Il concerto infuocato della sassofonista americana entra indubbiamente tra gli highlights di questa edizione del Torino Jazz Festival: QUI il programma completo dei prossimi giorni. Articolo a cura di Oliver Crini.
Il Torino Jazz Festival volge alla chiusura e si prepara ad accogliere Lakecia Benjamin, giovane “astro nascente del sax” secondo Downbeat, che vanta ben 5 nomination ai Grammy Awards, e collaborazioni che spaziano da Clark Terry a Robert Glasper.
Il Teatro Colosseo è la venue giusta per lo spettacolo che sta per cominciare. Qui, ricordo di aver assistito ad alcuni dei concerti più memorabili delle edizioni passate; da Ron Carter ad Avishai Cohen fino a Christian McBride, il Colosseo è diventato una specie di “Lincoln Center” che ospita i nomi più importanti del Jazz americano, quello più fedele alla tradizione e alle radici orgogliosamente black.
Lakecia Benjamin si muove a pieno titolo nell’alveo della tradizione afro-americana, sebbene in una nicchia un po’ dimenticata qui in Europa, quella del post-bop coltraniano (mi riferisco a John ma forse ancor più alla moglie Alice) che mischia l’improvvisazione estesa all’orientalismo delle armonie modali e statiche, alimentato da pulsazioni ritmiche afro-cubane.

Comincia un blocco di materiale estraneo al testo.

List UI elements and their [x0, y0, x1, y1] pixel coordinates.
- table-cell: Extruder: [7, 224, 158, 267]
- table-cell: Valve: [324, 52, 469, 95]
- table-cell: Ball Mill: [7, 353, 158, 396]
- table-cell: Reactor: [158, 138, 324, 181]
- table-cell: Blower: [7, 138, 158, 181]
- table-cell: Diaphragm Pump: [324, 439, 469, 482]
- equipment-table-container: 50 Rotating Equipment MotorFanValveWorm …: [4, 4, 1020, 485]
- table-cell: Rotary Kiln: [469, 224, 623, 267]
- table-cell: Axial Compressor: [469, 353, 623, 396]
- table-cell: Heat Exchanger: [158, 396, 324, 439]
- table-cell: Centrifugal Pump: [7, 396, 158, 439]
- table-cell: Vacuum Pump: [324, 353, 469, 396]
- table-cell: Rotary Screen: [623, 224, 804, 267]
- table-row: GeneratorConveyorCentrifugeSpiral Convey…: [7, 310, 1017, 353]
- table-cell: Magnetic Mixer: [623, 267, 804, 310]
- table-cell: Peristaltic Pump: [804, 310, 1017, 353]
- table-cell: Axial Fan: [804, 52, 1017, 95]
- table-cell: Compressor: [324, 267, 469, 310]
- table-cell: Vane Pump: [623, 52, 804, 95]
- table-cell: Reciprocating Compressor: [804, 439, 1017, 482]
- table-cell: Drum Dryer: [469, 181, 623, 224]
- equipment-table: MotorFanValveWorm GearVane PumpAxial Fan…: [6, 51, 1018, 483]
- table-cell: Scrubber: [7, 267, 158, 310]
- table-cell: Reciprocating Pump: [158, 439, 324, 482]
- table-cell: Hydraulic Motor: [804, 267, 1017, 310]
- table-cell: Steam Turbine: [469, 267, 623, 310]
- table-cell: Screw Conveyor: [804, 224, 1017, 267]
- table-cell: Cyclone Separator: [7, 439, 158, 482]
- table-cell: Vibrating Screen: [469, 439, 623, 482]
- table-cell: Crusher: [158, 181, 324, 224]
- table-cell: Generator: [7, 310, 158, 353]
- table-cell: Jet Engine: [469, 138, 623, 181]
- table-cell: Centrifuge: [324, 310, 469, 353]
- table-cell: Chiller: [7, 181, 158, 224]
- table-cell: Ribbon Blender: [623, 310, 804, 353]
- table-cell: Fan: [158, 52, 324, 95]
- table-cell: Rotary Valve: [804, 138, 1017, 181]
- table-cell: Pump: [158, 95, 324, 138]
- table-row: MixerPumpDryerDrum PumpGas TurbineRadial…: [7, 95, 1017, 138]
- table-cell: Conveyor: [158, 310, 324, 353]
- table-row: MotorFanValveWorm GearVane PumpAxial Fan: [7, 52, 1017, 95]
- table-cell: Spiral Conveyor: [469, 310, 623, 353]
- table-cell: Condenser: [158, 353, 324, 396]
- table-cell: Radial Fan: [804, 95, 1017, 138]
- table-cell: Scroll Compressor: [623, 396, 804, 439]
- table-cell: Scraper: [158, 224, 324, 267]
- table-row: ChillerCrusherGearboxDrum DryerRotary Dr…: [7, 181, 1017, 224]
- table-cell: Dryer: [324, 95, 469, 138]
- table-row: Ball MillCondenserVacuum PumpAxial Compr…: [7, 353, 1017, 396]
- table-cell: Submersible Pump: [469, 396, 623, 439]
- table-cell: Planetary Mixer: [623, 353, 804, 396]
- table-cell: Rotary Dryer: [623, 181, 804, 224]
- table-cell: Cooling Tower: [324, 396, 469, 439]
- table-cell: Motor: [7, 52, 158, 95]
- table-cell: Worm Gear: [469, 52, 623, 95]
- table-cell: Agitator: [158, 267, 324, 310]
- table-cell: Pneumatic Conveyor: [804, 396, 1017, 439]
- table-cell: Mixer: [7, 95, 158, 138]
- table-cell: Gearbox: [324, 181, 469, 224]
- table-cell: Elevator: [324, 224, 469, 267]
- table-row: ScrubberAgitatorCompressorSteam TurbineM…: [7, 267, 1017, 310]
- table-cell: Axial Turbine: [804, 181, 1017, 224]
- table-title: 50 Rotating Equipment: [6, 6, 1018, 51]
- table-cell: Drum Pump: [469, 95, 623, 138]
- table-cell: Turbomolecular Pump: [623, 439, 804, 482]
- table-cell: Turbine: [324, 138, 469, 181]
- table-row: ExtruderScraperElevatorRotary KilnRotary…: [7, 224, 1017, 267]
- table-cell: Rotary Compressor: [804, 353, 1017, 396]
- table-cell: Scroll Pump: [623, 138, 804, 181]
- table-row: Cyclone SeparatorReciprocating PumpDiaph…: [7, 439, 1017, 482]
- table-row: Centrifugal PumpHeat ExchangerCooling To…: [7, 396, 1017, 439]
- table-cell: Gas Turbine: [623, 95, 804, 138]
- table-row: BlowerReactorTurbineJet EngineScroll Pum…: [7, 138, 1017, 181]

Benjamin apre il concerto recitando le parole di Angela Davis “La speranza della rivoluzione risiede proprio tra quelle donne che sono state abbandonate dalla storia”, e regola la temperatura di quello che sentiremo da lì a poco: un concentrato di black music, dove il rap ha uguale spazio e dignità al suono chiaro ed energico del sax contralto e al groove inarrestabile della sezione ritmica. Lakecia cita Mingus, non con il suo primo strumento, bensì nel bel mezzo di un flow spericolato di rime “Lord don’t let them drop an atomic bomb on me”, una preghiera quanto mai attuale di questi tempi.
Con Lakecia Benjamin ci troviamo al cospetto della natura più autentica e libera del jazz, quella vetta artistica che il genere ha espresso a cavallo tra gli anni ’50 e ’60, con i suoi colleghi di ancia John Coltrane, Ornette Coleman ed Eric Dolphy, che erano stati in grado di costruire un ponte tra post-bop, il free jazz che sarebbe esploso da lì a poco, e la musica dell’Africa subsahariana e dell’India del nord.
La sua versione estesa di My Favourite Things è un tour de force coltraniano, che sembra uscito dalle celebri live session al Vanguard del tenorista. Il solidissimo groove è squarciato dal cry del sax di Benjamin, con affilatissimi sovracuti che sembrano quasi provenire da un soprano, tanto il suono è penetrante. Le scale pentatoniche senza vibrato o con rapidi trilli celebrano i raga indiani e una certa vena spirituale che ricorda l’oboe indiano.
Dorian Phelps, da soli 4 mesi nell’organico del quartetto, e al primo tour della sua vita (ma forse Lakecia qui scherzava!), esibisce un drumming portentoso, sempre settato sui sedicesimi, molto avanti sul beat, capace di spingere tutta la band, ed è completato dai riff chiari e potenti di Elias Bailey al contrabbasso.
Non manca l’attitudine da “master of ceremony”: la Benjamin parla ininterrottamente tra un brano e l’altro, fa ridere, cantare e battere le mani a tempo al pubblico torinese (che ahimè si perde facilmente, ma sorvoliamo). Non ho mai visto altri artisti in questo genere interagire così tanto con il pubblico: un desiderio che non sapevo di avere, per restituire un po’ di umanità al jazz, che il cliché vuole autoreferenziale e ingessato, ma che con Lakecia diventa gioiosamente sguaiato e festaiolo. Come quando la Benjamin chiede per ben tre volte se ci sono uomini in sala disposti a sposarla e darle ospitalità in Europa, per fuggire dall’America Trumpiana!
Persino Amazing Grace, suonata in duo con l’eccellente John Chin ai tasti bianchi e neri, si trasforma dallo spiritual di preghiera a un vero e proprio lamento estatico, con un crescendo blues sul finale, che restituisce tutta l’energia del gospel, anche se il contralto é l’unica “voce” del coro.
Il concerto si chiude con una versione di Cissy Strut e un medley delle hit si Stevie Wonder Higher Ground e Isn’t She Lovely, con Lakecia che improvvisa, rappa e aizza il teatro, senza soluzione di continuità, esprimendo lo stesso talento nelle tre arti. Una notte di fuoco che non dimenticheremo facilmente!